Australian intelligence traced the funding behind a Melbourne synagogue arson attack to Iran, prompting the expulsion of Tehran’s ambassador and the withdrawal of Canberra’s diplomats.
Australia has confirmed that the Iranian regime directed a synagogue arson attack in Melbourne, marking a dramatic escalation in Tehran’s covert operations abroad.
Prime Minister Anthony Albanese revealed that investigators uncovered financial trails linking the December 6 firebombing of the Adass Israel Synagogue—worth an estimated $20 million—to Iranian operatives. “Criminals were being used as tools of the Iranian regime,” Albanese said, adding that Australia had expelled Iran’s ambassador and withdrawn its diplomats from Tehran in response.
The attack came under fresh scrutiny after CCTV footage showed three masked figures unloading fuel containers before torching the synagogue while people were still inside.
On Wednesday, 20-year-old Younes Ali Younes appeared before Melbourne’s Magistrates Court, charged with arson, endangering lives, and vehicle theft. His co-accused, 21-year-old Giovanni Laulu, faces the same charges. Neither has entered a plea.

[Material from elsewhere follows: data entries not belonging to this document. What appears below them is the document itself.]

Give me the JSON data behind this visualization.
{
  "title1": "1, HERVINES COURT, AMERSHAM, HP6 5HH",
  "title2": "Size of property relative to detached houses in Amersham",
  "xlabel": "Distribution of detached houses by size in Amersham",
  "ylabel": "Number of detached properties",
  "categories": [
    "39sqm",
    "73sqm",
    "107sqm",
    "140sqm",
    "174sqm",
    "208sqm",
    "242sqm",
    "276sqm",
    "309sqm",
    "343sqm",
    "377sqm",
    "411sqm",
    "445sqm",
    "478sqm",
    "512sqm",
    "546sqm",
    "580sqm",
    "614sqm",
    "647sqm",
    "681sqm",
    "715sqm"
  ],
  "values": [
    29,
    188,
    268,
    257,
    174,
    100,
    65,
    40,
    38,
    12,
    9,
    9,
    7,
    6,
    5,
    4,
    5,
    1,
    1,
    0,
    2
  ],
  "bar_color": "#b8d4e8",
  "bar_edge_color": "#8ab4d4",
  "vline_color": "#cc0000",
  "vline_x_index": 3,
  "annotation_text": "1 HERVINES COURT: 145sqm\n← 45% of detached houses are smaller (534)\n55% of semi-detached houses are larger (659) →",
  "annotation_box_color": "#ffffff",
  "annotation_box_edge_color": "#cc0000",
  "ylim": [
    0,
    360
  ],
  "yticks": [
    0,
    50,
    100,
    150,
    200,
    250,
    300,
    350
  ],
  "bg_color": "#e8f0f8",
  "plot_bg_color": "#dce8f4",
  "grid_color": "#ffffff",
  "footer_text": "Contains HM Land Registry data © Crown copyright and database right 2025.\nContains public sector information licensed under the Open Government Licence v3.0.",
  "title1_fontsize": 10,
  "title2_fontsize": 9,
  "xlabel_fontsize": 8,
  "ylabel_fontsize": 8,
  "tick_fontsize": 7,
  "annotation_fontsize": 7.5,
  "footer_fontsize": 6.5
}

Officials stressed the attackers may not have realized they were serving Iran’s interests. Home Affairs Minister Tony Burke explained:
“You have a series of intermediaries so that people performing different actions don’t in fact know who is directing them.”
ASIO chief Mike Burgess warned that Iran may have been behind additional clandestine operations in Australia, echoing European intelligence reports of Tehran’s use of criminal proxies for sabotage and terror abroad.
The Iranian Foreign Ministry has denied the allegations, but Western intelligence agencies have repeatedly identified Tehran’s growing reliance on covert networks to strike Jewish and Israeli targets globally.
Australia’s expulsion of Iran’s envoy marks one of the sharpest diplomatic rebukes against Tehran in recent years—and underscores mounting concern over Iran’s global reach.